Originalmente publicado em: 03/11/09
NAS ÚLTIMAS semanas, foram abundantes as notícias sobre o projeto hidrelétrico de Belo Monte (PA). Somaram-se às notícias sobre as polêmicas audiências públicas o não menos polêmico parecer da Funai, a expectativa de uma licença pré-anunciada e, sobretudo, as manifestações de índios, ribeirinhos e lideranças sociais locais.
Nesse rol, reiteradas referências ao trabalho realizado por um painel de especialistas, protocolado no Ibama, que tece considerações sobre alguns dos principais problemas da usina de Belo Monte.
O problema de fundo é o planejamento energético. Por um lado, assentado na expansão da oferta, minimiza o gerenciamento e a reflexão sobre a demanda e desconsidera uma visão global sobre o uso extensivo dos rios no contexto de suas bacias, especialmente da bacia Amazônica. Por outro, baseia a sua oferta em um modelo de desenvolvimento suportado pela exportação de eletrointensivos.
Repete-se o mantra: o Brasil não pode viver sem Belo Monte (?). Se é assim, isso deveria ser demonstrado. Por que não o fazem? Porque isso não é demonstrável.
Pois bem, nós, especialistas, debruçamo-nos sobre o estudo de impacto ambiental de Belo Monte, ou seja, sobre seríssimas consequências ambientais, problemas técnicos, indefinições que suscitam dúvidas até sobre a saúde financeira do projeto -a pouca energia efetivamente gerada diante da potência instalada: a energia firme é apenas 39% do total.
Sabemos que todos os empreendimentos hidrelétricos geram passivos ambientais pesadíssimos, ampla e tragicamente comprovados nos estudos sobre a hidroeletricidade no país. Isso, porém, não é motivo para aceitar que o EIA de Belo Monte apresente falhas metodológicas graves e oculte regiões diretamente afetadas, subestimando impactos que incidem diretamente sobre o custo da obra, o risco do empreendimento e o destino de milhares de pessoas.

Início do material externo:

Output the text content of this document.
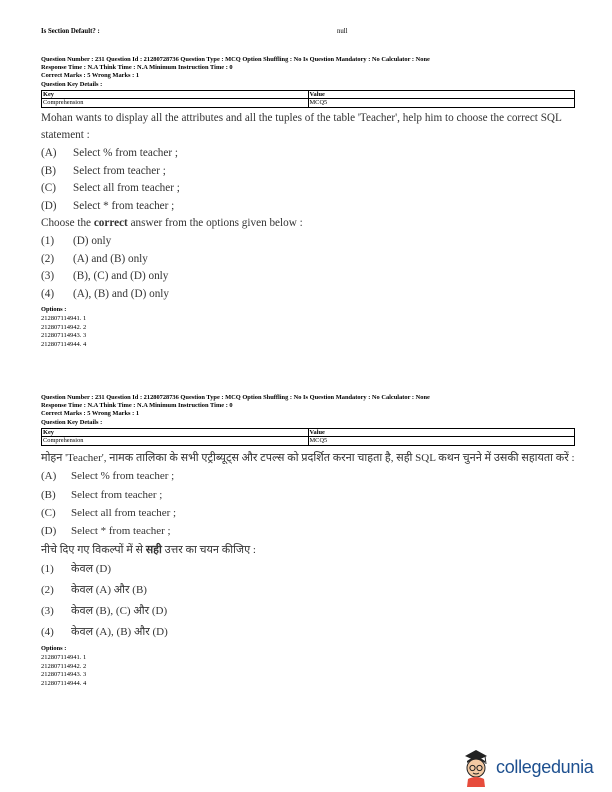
Is Section Default? :	null
Question Number : 231 Question Id : 21280728736 Question Type : MCQ Option Shuffling : No Is Question Mandatory : No Calculator : None
Response Time : N.A Think Time : N.A Minimum Instruction Time : 0
Correct Marks : 5 Wrong Marks : 1
Question Key Details :
Key	Value
Comprehension	MCQ5

Mohan wants to display all the attributes and all the tuples of the table 'Teacher', help him to choose the correct SQL statement :

(A)	Select % from teacher ;
(B)	Select from teacher ;
(C)	Select all from teacher ;
(D)	Select * from teacher ;

Choose the correct answer from the options given below :

(1)	(D) only
(2)	(A) and (B) only
(3)	(B), (C) and (D) only
(4)	(A), (B) and (D) only
Options :
212807114941. 1
212807114942. 2
212807114943. 3
212807114944. 4
Question Number : 231 Question Id : 21280728736 Question Type : MCQ Option Shuffling : No Is Question Mandatory : No Calculator : None
Response Time : N.A Think Time : N.A Minimum Instruction Time : 0
Correct Marks : 5 Wrong Marks : 1
Question Key Details :
Key	Value
Comprehension	MCQ5

मोहन 'Teacher', नामक तालिका के सभी एट्रीब्यूट्स और टपल्स को प्रदर्शित करना चाहता है, सही SQL कथन चुनने में उसकी सहायता करें :

(A)	Select % from teacher ;
(B)	Select from teacher ;
(C)	Select all from teacher ;
(D)	Select * from teacher ;

नीचे दिए गए विकल्पों में से सही उत्तर का चयन कीजिए :

(1)	केवल (D)
(2)	केवल (A) और (B)
(3)	केवल (B), (C) और (D)
(4)	केवल (A), (B) और (D)
Options :
212807114941. 1
212807114942. 2
212807114943. 3
212807114944. 4
collegedunia
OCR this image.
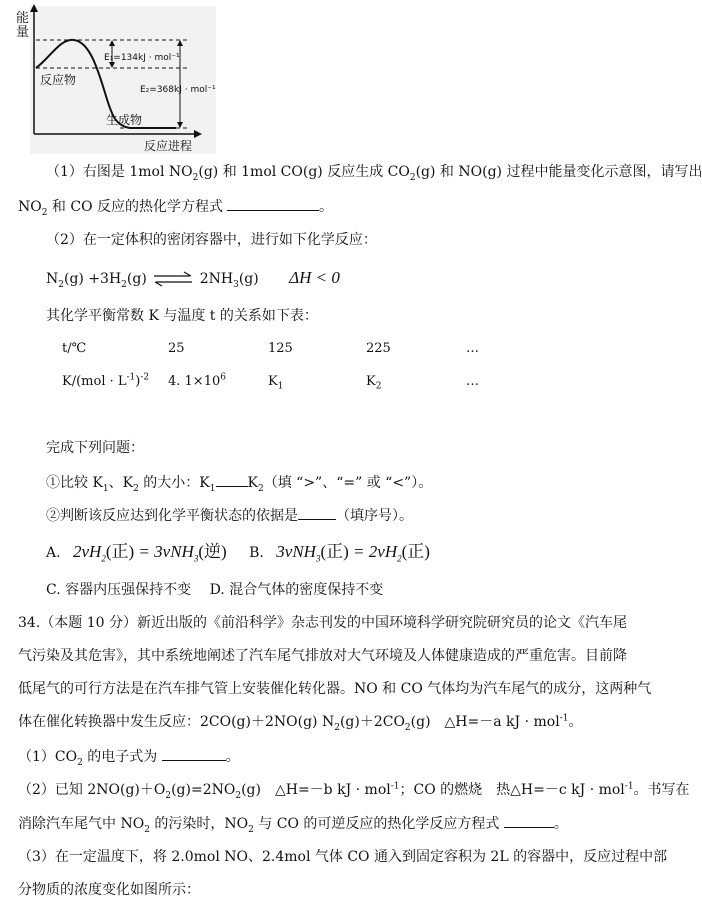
能
量
E₁=134kJ · mol⁻¹
E₂=368kJ · mol⁻¹
反应物
生成物
反应进程
（1）右图是 1mol $NO_2(g)$ 和 1mol CO(g) 反应生成 $CO_2(g)$ 和 NO(g) 过程中能量变化示意图，请写出
$NO_2$ 和 CO 反应的热化学方程式	。
（2）在一定体积的密闭容器中，进行如下化学反应：
$N_2(g) +3H_2(g)$ ⇌ $2NH_3(g) \Delta H < 0$
其化学平衡常数 K 与温度 t 的关系如下表：
t/℃	25	125	225	…
$K/(mol \cdot L^{-1})^{-2}$ 4. $1\times 10^6$	$K_1$	$K_2$	…
完成下列问题：
①比较 $K_1$、$K_2$ 的大小：$K_1$ $K_2$（填 “>”、“=” 或 “<”）。
②判断该反应达到化学平衡状态的依据是	（填序号）。
A. $2vH_2$(正) = 3vNH$_3$(逆) B. 3vNH$_3$(正) = $2vH_2$(正)
C. 容器内压强保持不变 D. 混合气体的密度保持不变
34.（本题 10 分）新近出版的《前沿科学》杂志刊发的中国环境科学研究院研究员的论文《汽车尾
气污染及其危害》，其中系统地阐述了汽车尾气排放对大气环境及人体健康造成的严重危害。目前降
低尾气的可行方法是在汽车排气管上安装催化转化器。NO 和 CO 气体均为汽车尾气的成分，这两种气
体在催化转换器中发生反应：2CO(g)＋2NO(g) $N_2(g)+2CO_2(g)$　△H=－a kJ · mol$^{-1}$。
$(1)CO_2$ 的电子式为	。
（2）已知 $2NO(g)+O_2(g)=2NO_2(g)$　△H=－b kJ · mol$^{-1}$；CO 的燃烧　热△H=－c kJ · mol$^{-1}$。书写在
消除汽车尾气中 $NO_2$ 的污染时，$NO_2$ 与 CO 的可逆反应的热化学反应方程式	。
（3）在一定温度下，将 2.0mol NO、2.4mol 气体 CO 通入到固定容积为 2L 的容器中，反应过程中部
分物质的浓度变化如图所示：
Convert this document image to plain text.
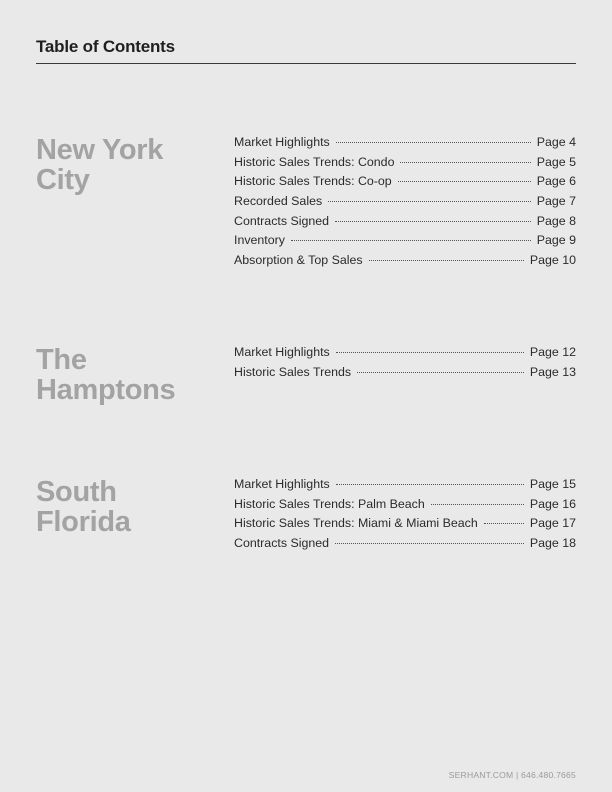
Table of Contents
New York
City
Market Highlights	Page 4
Historic Sales Trends: Condo	Page 5
Historic Sales Trends: Co-op	Page 6
Recorded Sales	Page 7
Contracts Signed	Page 8
Inventory	Page 9
Absorption & Top Sales	Page 10
The
Hamptons
Market Highlights	Page 12
Historic Sales Trends	Page 13
South
Florida
Market Highlights	Page 15
Historic Sales Trends: Palm Beach	Page 16
Historic Sales Trends: Miami & Miami Beach	Page 17
Contracts Signed	Page 18
SERHANT.COM | 646.480.7665
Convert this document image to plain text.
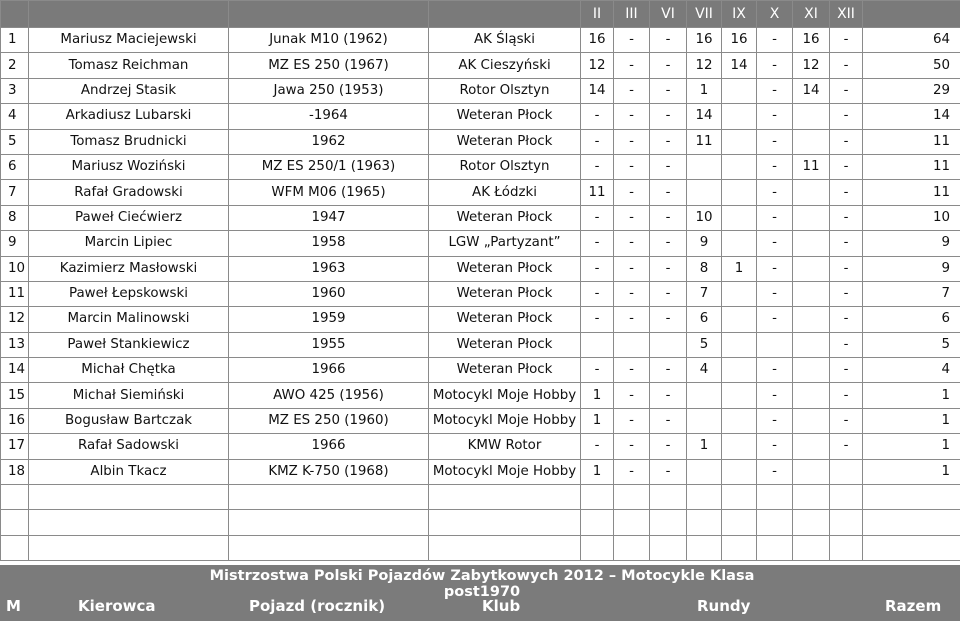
				II	III	VI	VII	IX	X	XI	XII	
1	Mariusz Maciejewski	Junak M10 (1962)	AK Śląski	16	-	-	16	16	-	16	-	64
2	Tomasz Reichman	MZ ES 250 (1967)	AK Cieszyński	12	-	-	12	14	-	12	-	50
3	Andrzej Stasik	Jawa 250 (1953)	Rotor Olsztyn	14	-	-	1		-	14	-	29
4	Arkadiusz Lubarski	-1964	Weteran Płock	-	-	-	14		-		-	14
5	Tomasz Brudnicki	1962	Weteran Płock	-	-	-	11		-		-	11
6	Mariusz Woziński	MZ ES 250/1 (1963)	Rotor Olsztyn	-	-	-			-	11	-	11
7	Rafał Gradowski	WFM M06 (1965)	AK Łódzki	11	-	-			-		-	11
8	Paweł Ciećwierz	1947	Weteran Płock	-	-	-	10		-		-	10
9	Marcin Lipiec	1958	LGW „Partyzant”	-	-	-	9		-		-	9
10	Kazimierz Masłowski	1963	Weteran Płock	-	-	-	8	1	-		-	9
11	Paweł Łepskowski	1960	Weteran Płock	-	-	-	7		-		-	7
12	Marcin Malinowski	1959	Weteran Płock	-	-	-	6		-		-	6
13	Paweł Stankiewicz	1955	Weteran Płock				5				-	5
14	Michał Chętka	1966	Weteran Płock	-	-	-	4		-		-	4
15	Michał Siemiński	AWO 425 (1956)	Motocykl Moje Hobby	1	-	-			-		-	1
16	Bogusław Bartczak	MZ ES 250 (1960)	Motocykl Moje Hobby	1	-	-			-		-	1
17	Rafał Sadowski	1966	KMW Rotor	-	-	-	1		-		-	1
18	Albin Tkacz	KMZ K-750 (1968)	Motocykl Moje Hobby	1	-	-			-			1

Mistrzostwa Polski Pojazdów Zabytkowych 2012 – Motocykle Klasa post1970
M	Kierowca	Pojazd (rocznik)	Klub	Rundy	Razem
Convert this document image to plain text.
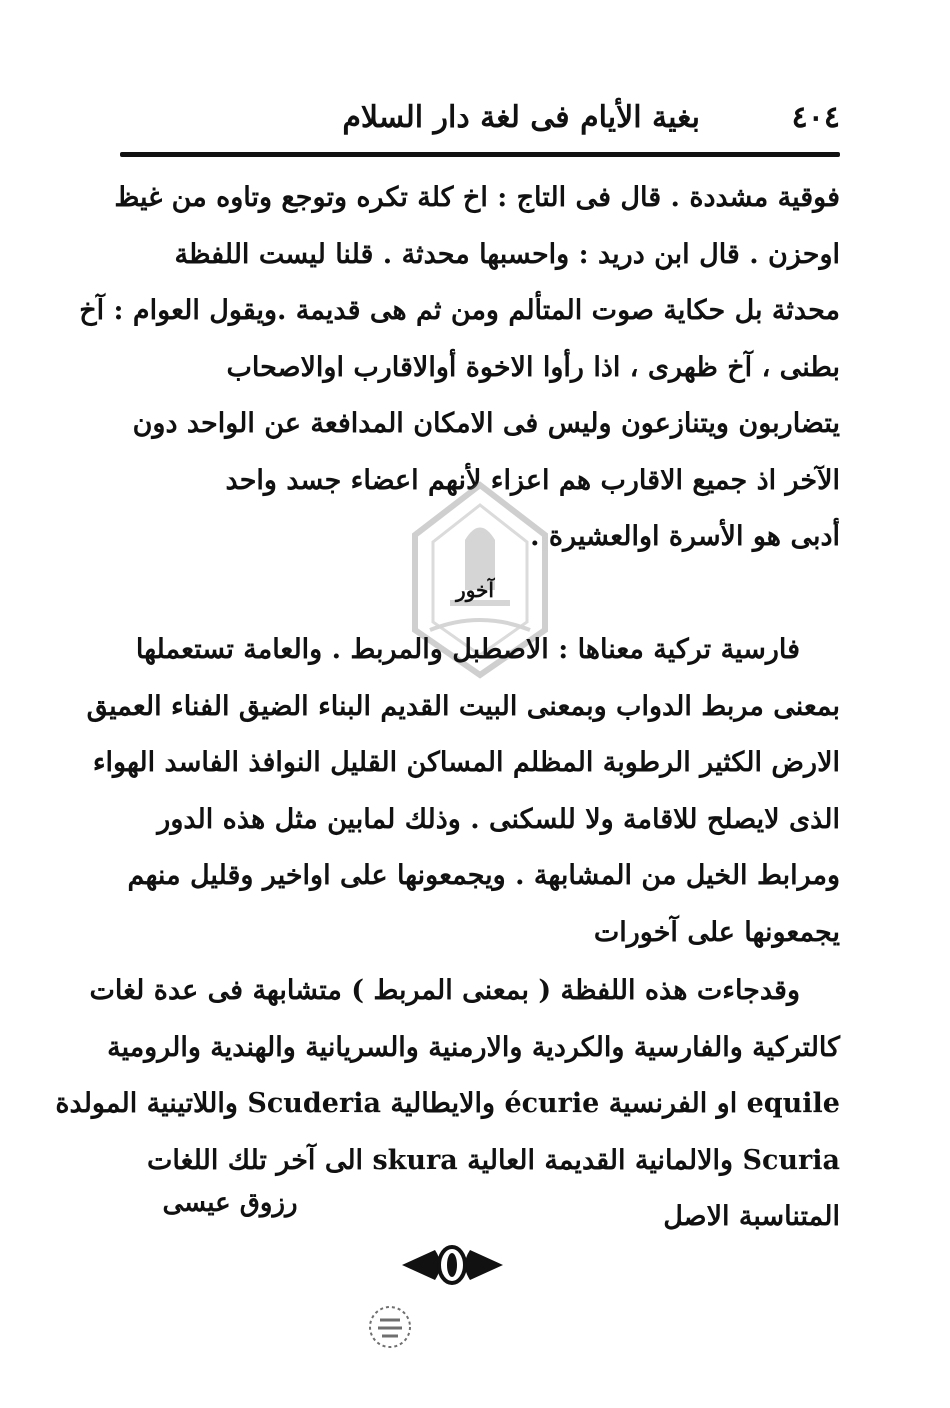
٤٠٤
بغية الأيام فى لغة دار السلام
فوقية مشددة . قال فى التاج : اخ كلة تكره وتوجع وتاوه من غيظ
اوحزن . قال ابن دريد : واحسبها محدثة . قلنا ليست اللفظة
محدثة بل حكاية صوت المتألم ومن ثم هى قديمة .ويقول العوام : آخ
بطنى ، آخ ظهرى ، اذا رأوا الاخوة أوالاقارب اوالاصحاب
يتضاربون ويتنازعون وليس فى الامكان المدافعة عن الواحد دون
الآخر اذ جميع الاقارب هم اعزاء لأنهم اعضاء جسد واحد
أدبى هو الأسرة اوالعشيرة .
آخور
فارسية تركية معناها : الاصطبل والمربط . والعامة تستعملها
بمعنى مربط الدواب وبمعنى البيت القديم البناء الضيق الفناء العميق
الارض الكثير الرطوبة المظلم المساكن القليل النوافذ الفاسد الهواء
الذى لايصلح للاقامة ولا للسكنى . وذلك لمابين مثل هذه الدور
ومرابط الخيل من المشابهة . ويجمعونها على اواخير وقليل منهم
يجمعونها على آخورات
وقدجاءت هذه اللفظة ( بمعنى المربط ) متشابهة فى عدة لغات
كالتركية والفارسية والكردية والارمنية والسريانية والهندية والرومية
equile او الفرنسية écurie والايطالية Scuderia واللاتينية المولدة
Scuria والالمانية القديمة العالية skura الى آخر تلك اللغات
المتناسبة الاصل
رزوق عيسى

Ante tamanhas omissões e falhas, evidenciamos a sua insustentável viabilidade. Por quê? Porque havia uma orquestração de discursos sobre uma viabilidade que o próprio EIA não confirma. Fiéis a princípios de ética e precaução, temos a obrigação de dizer para a sociedade que não há certezas técnicas que assegurem a viabilidade da construção de Belo Monte ou determinem o seu custo.
E não compactuamos com as “cegas” decisões geradoras de desastres consumados, como na hidrelétrica de Balbina (AM). Em Belo Monte, destaca-se como paradigmática a situação da Volta Grande do Xingu, considerada pelo Ministério do Meio Ambiente como área de importância biológica extremamente alta (portaria 9, 23/1/07).
Se construída a barragem, essa área poderá sofrer uma redução drástica da oferta de água e do lençol freático, comprometendo os modos de vida dos povos indígenas Juruna, Arara e Xikrin e de milhares de famílias ribeirinhas e destruindo toda a floresta de seu entorno e toda a biodiversidade aquática e terrestre, incluindo espécies endêmicas da ictiofauna e de cavernas que não foram estudadas.
Nem sequer há estudos que possam avaliar completamente o que ali acontecerá, pois o EIA não os fez. Ademais, nenhum centímetro quadrado dessas terras é assumido pelos empreendedores como área diretamente afetada.
Os níveis de água no rio, no trecho a jusante da barragem principal, teriam até cinco metros de diminuição, comprometendo a segurança hídrica dessa região, simulação que fizemos para ter condições responsáveis de pôr a dúvida sobre a mesa -de um projeto que, simultaneamente, alaga e “seca” a Volta Grande do Xingu.
Nosso estudo não objetiva se posicionar contra hidrelétricas, mas apontar problemas complexos de um projeto que se estende desde os anos 1980, mas que não resolve as suas próprias falhas e contradições, sejam elas de engenharia, sejam sociais, sejam ambientais.
Ninguém sabe o custo de Belo Monte. E, além de leis, resoluções e portarias nacionais, recomendações e convenções internacionais referentes à construção de barragens serão desrespeitadas caso a usina vá adiante: Comissão Mundial de Barragens, Princípios do Equador e a convenção 169 da OIT.
Apresentamos nossas considerações ao Ibama, buscando contribuir para um Brasil desenvolvido, justo, equânime, em que a tomada de decisão esteja baseada em avaliações competentes e transparentes.
SÔNIA BARBOSA MAGALHÃES, doutora em antropologia pela Universidade Federal do Pará (UFPA) e em sociologia pela Universidade de Paris 13, é professora da UFPA.
FRANCISCO DEL MORAL HERNANDEZ, mestre em energia pela USP, é pesquisador do Instituto de Eletrotécnica e Energia da USP.